Heloisa Murgel Starling


No dia 3 de maio de 1817, um domingo, festa de Santa Cruz, a República foi proclamada na cidade do Crato, sul do Ceará. Naquele dia, o vale do Cariri materializou sua adesão ao movimento revolucionário iniciado dois meses antes no Recife. Levou o tempo de encerrar a missa. Em meio aos brados de “Viva à República”, a multidão marchou para ocupar a Câmara Municipal. A República do Crato foi instalada, as autoridades depostas. Novos representantes foram nomeados e começaram a legislar: aboliram impostos, confiscaram armas e propriedade de portugueses. À frente da multidão e entre as lideranças da Revolução de 1817, no Crato, estava uma mulher. Bárbara de Alencar tinha 57 anos. Semeou adesões à revolta, colocou em circulação panfletos inflamados. Fez mais: assumiu protagonismo e decidiu agir politicamente em público – e, é bom lembrar, o público é o espaço por excelência da política. Um espaço rigorosamente proibido para uma mulher.

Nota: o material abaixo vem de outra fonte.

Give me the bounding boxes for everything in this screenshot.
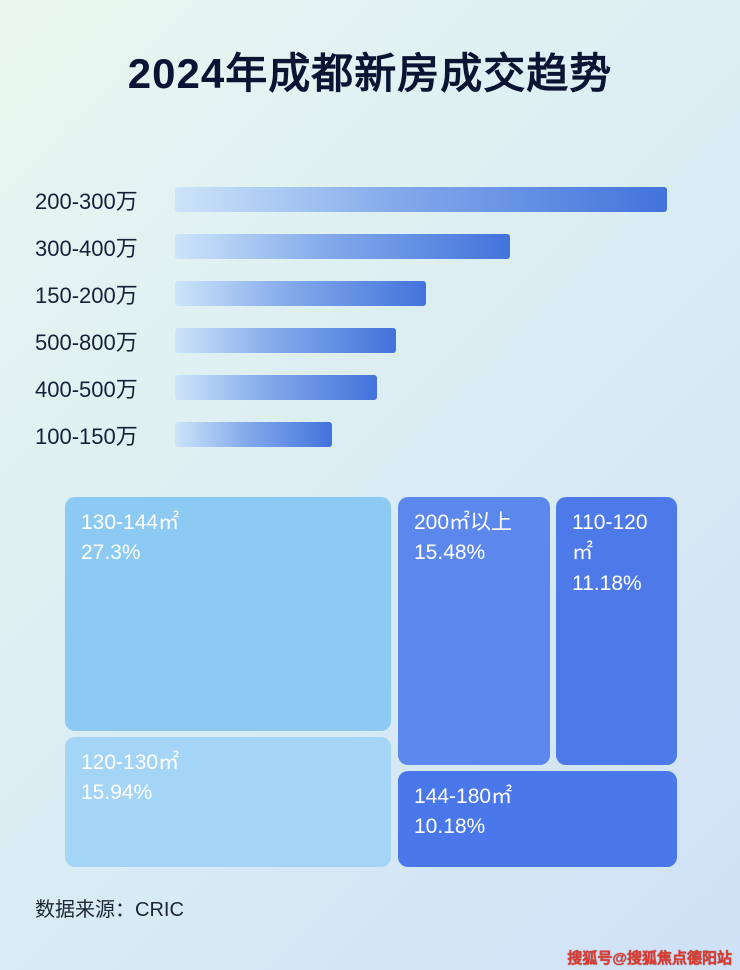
bar-track [175, 375, 667, 400]
bar-fill [175, 187, 667, 212]
bar-fill [175, 375, 377, 400]
treemap-block-130-144: 130-144㎡ 27.3% [65, 497, 391, 731]
treemap-chart: 130-144㎡ 27.3% 120-130㎡ 15.94% 200㎡以上 15… [65, 497, 677, 867]
bar-fill [175, 281, 426, 306]
treemap-block-label: 130-144㎡ [81, 511, 180, 534]
treemap-block-label: 110-120㎡ [572, 511, 648, 565]
treemap-block-110-120: 110-120㎡ 11.18% [556, 497, 677, 765]
bar-label: 200-300万 [35, 188, 138, 214]
treemap-block-value: 10.18% [414, 815, 486, 839]
treemap-block-200-plus: 200㎡以上 15.48% [398, 497, 550, 765]
bar-row-500-800: 500-800万 [35, 317, 715, 364]
data-source: 数据来源：CRIC [35, 899, 184, 921]
bar-track [175, 328, 667, 353]
bar-fill [175, 422, 333, 447]
treemap-block-label: 200㎡以上 [414, 511, 513, 534]
treemap-block-value: 11.18% [572, 571, 642, 595]
bar-track [175, 187, 667, 212]
bar-label: 300-400万 [35, 235, 138, 261]
bar-fill [175, 328, 397, 353]
treemap-block-label: 144-180㎡ [414, 785, 513, 808]
bar-label: 150-200万 [35, 282, 138, 308]
bar-track [175, 281, 667, 306]
bar-label: 100-150万 [35, 423, 138, 449]
bar-row-400-500: 400-500万 [35, 364, 715, 411]
bar-label: 500-800万 [35, 329, 138, 355]
bar-fill [175, 234, 510, 259]
bar-label: 400-500万 [35, 376, 138, 402]
bar-track [175, 234, 667, 259]
treemap-block-label: 120-130㎡ [81, 751, 180, 774]
bar-row-300-400: 300-400万 [35, 223, 715, 270]
treemap-block-144-180: 144-180㎡ 10.18% [398, 771, 677, 867]
bar-row-100-150: 100-150万 [35, 411, 715, 458]
treemap-block-120-130: 120-130㎡ 15.94% [65, 737, 391, 867]
bar-row-150-200: 150-200万 [35, 270, 715, 317]
bar-chart: 200-300万 300-400万 150-200万 500-800万 400-… [35, 176, 715, 458]
treemap-block-value: 15.48% [414, 541, 486, 565]
treemap-block-value: 27.3% [81, 541, 141, 565]
bar-row-200-300: 200-300万 [35, 176, 715, 223]
watermark: 搜狐号@搜狐焦点德阳站 [567, 950, 732, 967]
treemap-block-value: 15.94% [81, 781, 153, 805]
page-title: 2024年成都新房成交趋势 [127, 50, 613, 97]
bar-track [175, 422, 667, 447]
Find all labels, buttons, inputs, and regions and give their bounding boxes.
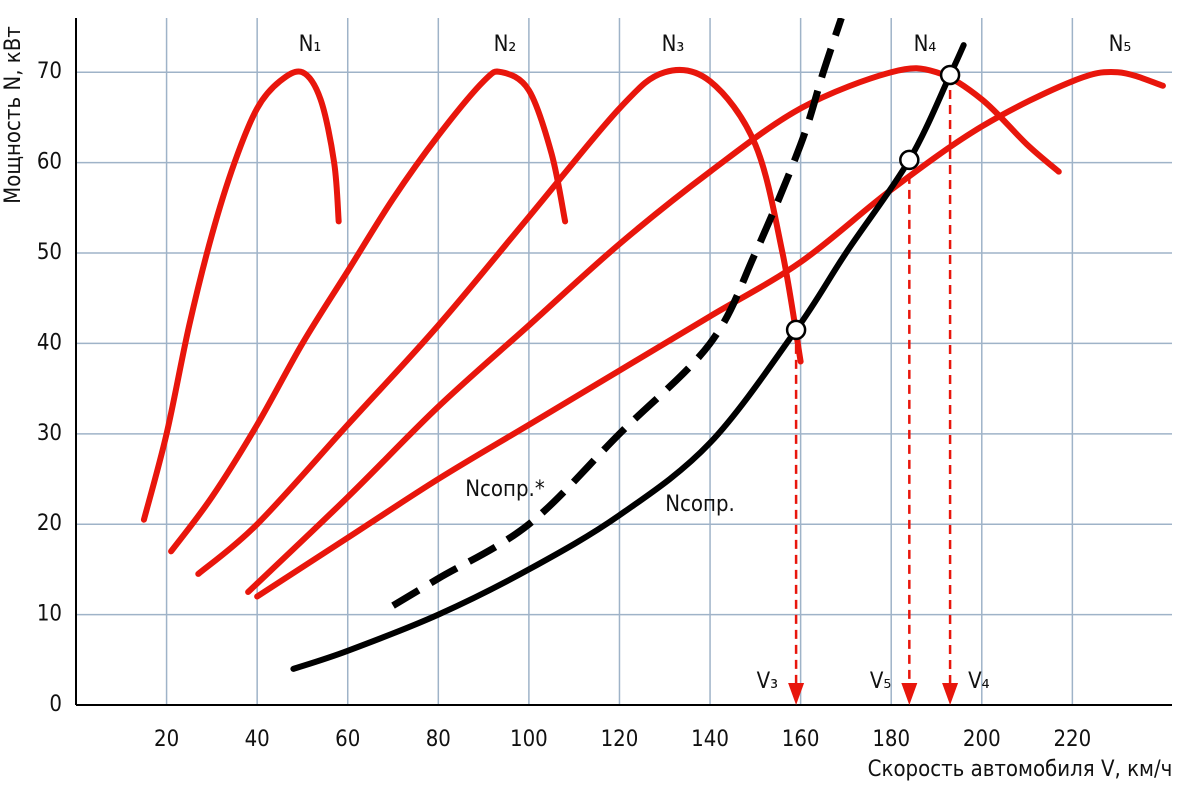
series-label: N₂ bbox=[494, 32, 517, 57]
series-line bbox=[391, 18, 845, 609]
series-line bbox=[195, 66, 804, 577]
series-line bbox=[245, 65, 1062, 596]
y-tick-label: 40 bbox=[37, 330, 62, 355]
y-tick-label: 10 bbox=[37, 602, 62, 627]
y-tick-label: 0 bbox=[49, 692, 62, 717]
series-line bbox=[168, 68, 569, 555]
speed-label: V₅ bbox=[870, 669, 891, 694]
arrow-head bbox=[942, 683, 959, 705]
x-tick-label: 100 bbox=[510, 727, 548, 752]
x-tick-label: 20 bbox=[154, 727, 179, 752]
series-label: N₅ bbox=[1109, 32, 1132, 57]
intersection-point bbox=[899, 149, 920, 171]
series-label: N₁ bbox=[299, 32, 322, 57]
x-tick-label: 40 bbox=[245, 727, 270, 752]
x-tick-label: 140 bbox=[691, 727, 729, 752]
series-line bbox=[140, 68, 342, 523]
series-line bbox=[290, 42, 967, 672]
y-tick-label: 70 bbox=[37, 59, 62, 84]
x-tick-label: 80 bbox=[426, 727, 451, 752]
arrow-head bbox=[901, 683, 918, 705]
y-tick-label: 20 bbox=[37, 511, 62, 536]
intersection-point bbox=[785, 319, 807, 341]
x-tick-label: 120 bbox=[601, 727, 639, 752]
y-axis-title: Мощность N, кВт bbox=[1, 26, 26, 204]
series-label: Nсопр. bbox=[665, 492, 735, 517]
series-label: N₄ bbox=[914, 32, 937, 57]
x-tick-label: 60 bbox=[335, 727, 360, 752]
y-tick-label: 30 bbox=[37, 421, 62, 446]
y-tick-label: 60 bbox=[37, 150, 62, 175]
x-tick-label: 160 bbox=[782, 727, 820, 752]
series-label: Nсопр.* bbox=[465, 477, 545, 502]
y-tick-label: 50 bbox=[37, 240, 62, 265]
speed-label: V₄ bbox=[968, 669, 990, 694]
speed-label: V₃ bbox=[757, 669, 778, 694]
x-axis-title: Скорость автомобиля V, км/ч bbox=[868, 757, 1173, 782]
x-tick-label: 200 bbox=[963, 727, 1001, 752]
x-tick-label: 180 bbox=[872, 727, 910, 752]
intersection-point bbox=[939, 64, 961, 86]
series-label: N₃ bbox=[662, 32, 685, 57]
arrow-head bbox=[788, 683, 805, 705]
x-tick-label: 220 bbox=[1053, 727, 1091, 752]
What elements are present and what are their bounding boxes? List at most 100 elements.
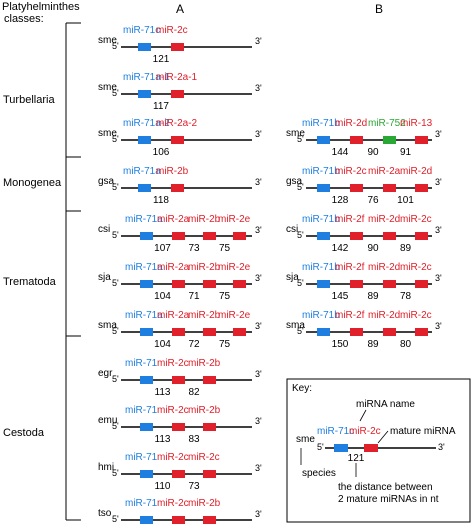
figure-header: Platyhelminthes classes: A B	[2, 1, 383, 25]
distance-label: 106	[153, 147, 170, 158]
mature-mirna-box	[317, 184, 330, 192]
distance-label: 90	[367, 147, 379, 158]
distance-label: 113	[155, 434, 171, 445]
distance-label: 128	[332, 195, 349, 206]
five-prime-label: 5'	[112, 230, 119, 240]
species-label: sja	[98, 272, 111, 283]
mature-mirna-box	[383, 232, 396, 240]
distance-label: 71	[188, 291, 200, 302]
mirna-name-label: miR-2d	[368, 262, 400, 273]
mature-mirna-box	[172, 423, 185, 431]
species-label: gsa	[286, 176, 303, 187]
five-prime-label: 5'	[297, 134, 304, 144]
mature-mirna-box	[171, 184, 184, 192]
five-prime-label: 5'	[112, 326, 119, 336]
distance-label: 117	[153, 101, 169, 112]
mirna-name-label: miR-2b	[156, 166, 189, 177]
distance-label: 89	[367, 291, 379, 302]
mirna-name-label: miR-2a	[157, 262, 190, 273]
distance-label: 144	[332, 147, 349, 158]
mirna-name-label: miR-2b	[188, 310, 221, 321]
key-name-left: miR-71c	[317, 426, 354, 437]
key-arrow-mature	[377, 430, 389, 444]
mature-mirna-box	[383, 280, 396, 288]
three-prime-label: 3'	[255, 369, 262, 379]
mature-mirna-box	[350, 136, 363, 144]
species-label: gsa	[98, 176, 115, 187]
mirna-name-label: miR-71	[125, 452, 158, 463]
mature-mirna-box	[415, 232, 428, 240]
three-prime-label: 3'	[435, 129, 442, 139]
header-title-line2: classes:	[4, 13, 44, 25]
five-prime-label: 5'	[297, 278, 304, 288]
mature-mirna-box	[317, 232, 330, 240]
five-prime-label: 5'	[112, 468, 119, 478]
species-label: sme	[98, 35, 117, 46]
distance-label: 89	[367, 339, 379, 350]
mirna-name-label: miR-2c	[157, 405, 189, 416]
mature-mirna-box	[171, 43, 184, 51]
distance-label: 75	[219, 339, 231, 350]
distance-label: 150	[332, 339, 349, 350]
mirna-name-label: miR-2e	[218, 262, 251, 273]
mature-mirna-box	[140, 423, 153, 431]
mirna-name-label: miR-71a	[125, 310, 163, 321]
key-box-left	[334, 444, 348, 452]
header-title-line1: Platyhelminthes	[2, 1, 80, 13]
column-a-label: A	[176, 2, 184, 16]
mature-mirna-box	[383, 328, 396, 336]
distance-label: 107	[154, 243, 171, 254]
key-arrow-mirna-name	[359, 409, 367, 422]
mirna-name-label: miR-2b	[188, 498, 221, 509]
three-prime-label: 3'	[255, 129, 262, 139]
mature-mirna-box	[138, 136, 151, 144]
three-prime-label: 3'	[255, 36, 262, 46]
species-label: sme	[286, 128, 305, 139]
distance-label: 83	[188, 434, 200, 445]
species-label: emu	[98, 415, 117, 426]
mirna-name-label: miR-2a	[368, 166, 401, 177]
key-species-label: sme	[296, 434, 315, 445]
mirna-name-label: miR-71b	[302, 310, 340, 321]
mature-mirna-box	[140, 328, 153, 336]
distance-label: 104	[154, 291, 171, 302]
mature-mirna-box	[317, 280, 330, 288]
mature-mirna-box	[172, 232, 185, 240]
mirna-name-label: miR-71	[125, 358, 158, 369]
mirna-name-label: miR-2e	[218, 310, 251, 321]
distance-label: 101	[397, 195, 414, 206]
mature-mirna-box	[233, 232, 246, 240]
species-label: sma	[286, 320, 305, 331]
mature-mirna-box	[350, 328, 363, 336]
mirna-name-label: miR-71	[125, 405, 158, 416]
five-prime-label: 5'	[297, 230, 304, 240]
mirna-name-label: miR-71b	[302, 166, 340, 177]
mature-mirna-box	[138, 43, 151, 51]
mirna-name-label: miR-2f	[335, 262, 365, 273]
mature-mirna-box	[138, 184, 151, 192]
key-species-annotation: species	[302, 468, 336, 479]
mirna-name-label: miR-71a	[125, 214, 163, 225]
mature-mirna-box	[415, 280, 428, 288]
three-prime-label: 3'	[435, 225, 442, 235]
mirna-name-label: miR-2a	[157, 310, 190, 321]
mature-mirna-box	[140, 470, 153, 478]
five-prime-label: 5'	[112, 421, 119, 431]
key-5prime: 5'	[317, 442, 324, 452]
mature-mirna-box	[140, 280, 153, 288]
mirna-name-label: miR-2c	[188, 452, 220, 463]
three-prime-label: 3'	[255, 273, 262, 283]
mature-mirna-box	[350, 280, 363, 288]
mirna-name-label: miR-2c	[335, 166, 367, 177]
column-a-row: egr 5' 3' miR-71 miR-2c miR-2b 113 82	[98, 358, 262, 398]
species-label: sme	[98, 82, 117, 93]
species-label: tso	[98, 508, 112, 519]
mirna-name-label: miR-71a	[125, 262, 163, 273]
mature-mirna-box	[203, 423, 216, 431]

Em 1817, Pernambuco abriu o ciclo revolucionário da Independência. O historiador Evaldo Cabral de Mello deu um nome definitivo a esse ciclo: “A outra Independência”. Pela primeira vez, parte do território do Brasil materializou uma experiência de autonomia provincial, rompeu com o centralismo da Corte instalada no Rio de Janeiro, propôs um projeto constitucional e vocalizou um programa político de governo na forma de uma República. Ocorreram pelo menos quatro experimentos republicanos no contexto da Independência: no Recife, em março de 1817 e julho de 1824; no Crato, em maio de 1817; e, em janeiro de 1824, na vila de Campo Maior, comarca do Crato – hoje a cidade de Quixeramobim.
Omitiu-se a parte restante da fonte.